Катя села на кровать, не зная, что делать дальше. Мать согласилась выйти из комнаты только после того, как внук громко прокричал, что он уходит и больше не вернется – это было чистой правдой.
Потом мать перестала узнавать даже Катю.
– Ты кто? – спрашивала она.
– Катя, твоя дочь, – терпеливо отвечала Катерина.
– А где Настя?
– Скоро придет.
Настя была той самой сиделкой, которая приглядывала за матерью в течение недели.
– Ты не так все делаешь, позови Настю, она знает, – говорила мать, когда Катя перестилала постель, мыла ее в ванной или кормила из ложечки супом. – Настя мне больше нравится, а ты совсем безрукая.
Катя уже даже не плакала. Просто кивала и звала Настю, суя ей в карман деньги за неделю и за срочный вызов в выходной день.
Нет, это еще был не конец. Еще через год мать вдруг стала узнавать Катю, ждала ее, требовала приехать только ради того, чтобы задать один вопрос: «Как там Ванечка?»
– Ты к нему ездила? Съезди. Как он? – спрашивала мать Катю, когда та, измотанная, выпотрошенная, приезжала с сумками в деревню.
– Все хорошо, – отвечала Катя.
– А ты ему подарочек отвезла? Одеколон ему купила? Он любит одеколон. Не болеет он?
– Не болеет. Все нормально, – отвечала Катя и задыхалась от злости.
Ванечка, Иван Петрович, был Катиным отцом, мужем матери. Бывшим. Давно бывшим. И только он остался в ее памяти, в которой стерлись дочь, внук и даже любимая Настя. Только о нем она беспокоилась, спрашивала и переживала. Больше никто для нее не существовал – только ее Ванечка. Для нее он был самым ценным, самым главным. Ее прошлым и настоящим.

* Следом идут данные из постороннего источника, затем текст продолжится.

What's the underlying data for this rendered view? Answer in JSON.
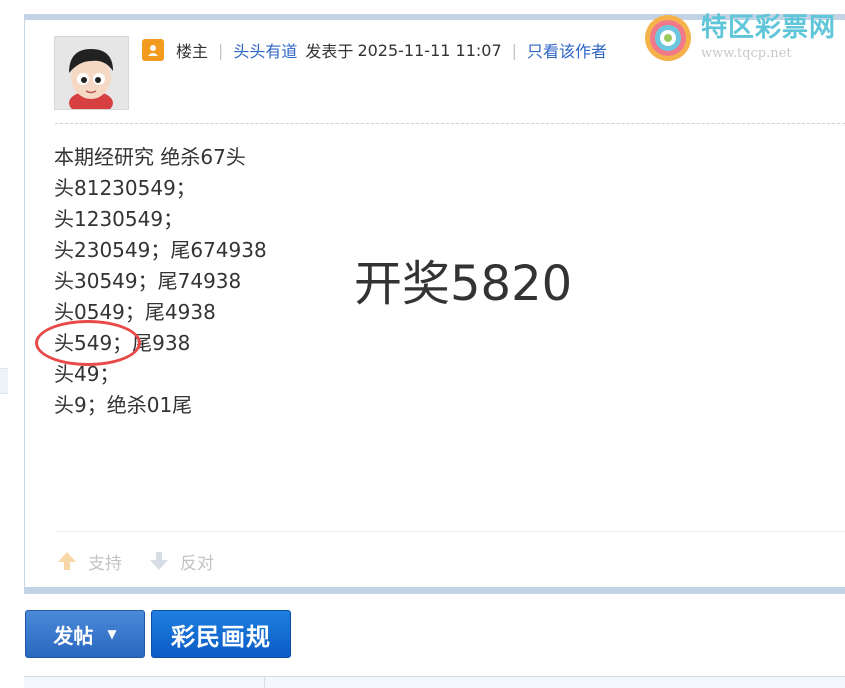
{
  "post": {
    "owner_label": "楼主",
    "author": "头头有道",
    "posted_prefix": "发表于",
    "datetime": "2025-11-11 11:07",
    "only_author_link": "只看该作者"
  },
  "logo": {
    "name": "特区彩票网",
    "url": "www.tqcp.net"
  },
  "content": {
    "lines": [
      "本期经研究 绝杀67头",
      "头81230549；",
      "头1230549；",
      "头230549；尾674938",
      "头30549；尾74938",
      "头0549；尾4938",
      "头549；尾938",
      "头49；",
      "头9；绝杀01尾"
    ],
    "overlay": "开奖5820"
  },
  "votes": {
    "support": "支持",
    "oppose": "反对"
  },
  "buttons": {
    "post": "发帖",
    "rules": "彩民画规"
  },
  "colors": {
    "frame_bar": "#c2d3e6",
    "link": "#2f66c6",
    "highlight_circle": "#e84a4a",
    "button_blue": "#2a67bf"
  }
}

Катя простить этого матери не могла. Все простила, все забыла, но в свои уже немолодые годы она становилась маленькой девочкой, которая все помнила так же остро, как и много лет назад. Ничего не прошло. Время не вылечило.
Иван Петрович Козлов – мужчина с безупречными именем и фамилией, репутацией, биографией и рабоче-крестьянской родословной – родился под Ленинградом. Окончил инженерно-строительный техникум, поступил в институт, откуда и ушел в армию, на войну. Судьба его берегла. Он не умер, не был ранен, не попал в плен. Конец войны он встретил практически здоровым молодым мужчиной, лишь отлежался в госпитале после контузии, не такой уж и тяжелой, как он это преподносил.
Куда тяжелее была любовь к Ивану его лечащего врача – Клавдии Степановны, которая не хотела с ним расставаться и не выпускала из госпиталя. Эта женщина полюбила своего пациента, этого молодого, сильного, статного мужчину, как может полюбить женщина, лишенная всего – быта, дома, семьи, мужа, – и спасла его от гибели. Держала в госпитале до последнего, до Победы, назначая лечение и обследования. Она не хотела его терять. Не могла выписать и отправить на фронт, поэтому подделала документы и карту, приписала тяжелую контузию. Защитила. Думала, что бережет для себя.
Он не был ей благодарен и совершенно не собирался жить с ней после Победы. Новую жизнь он представлял себе с кем угодно, но только не с докторшей. Он спал с ней, назад на войну не рвался. Считал, что все так, как должно быть, все честно – он получает уход, заботу медсестричек, а платит за это тем, что может дать мужчина женщине. Иван не любил ее, не жалел, не был признателен. Он ею пользовался, считая, что она пользуется им.
Он расстался с Клавдией Степановной легко и радостно, под звук праздничного салюта, стук граненых стаканов, наполненных медицинским спиртом, разбавленным водой. Он получил от нее все, что хотел. Начиналась новая жизнь, и в новой жизни врачица с отекшими ногами и мешками под глазами была ему не нужна.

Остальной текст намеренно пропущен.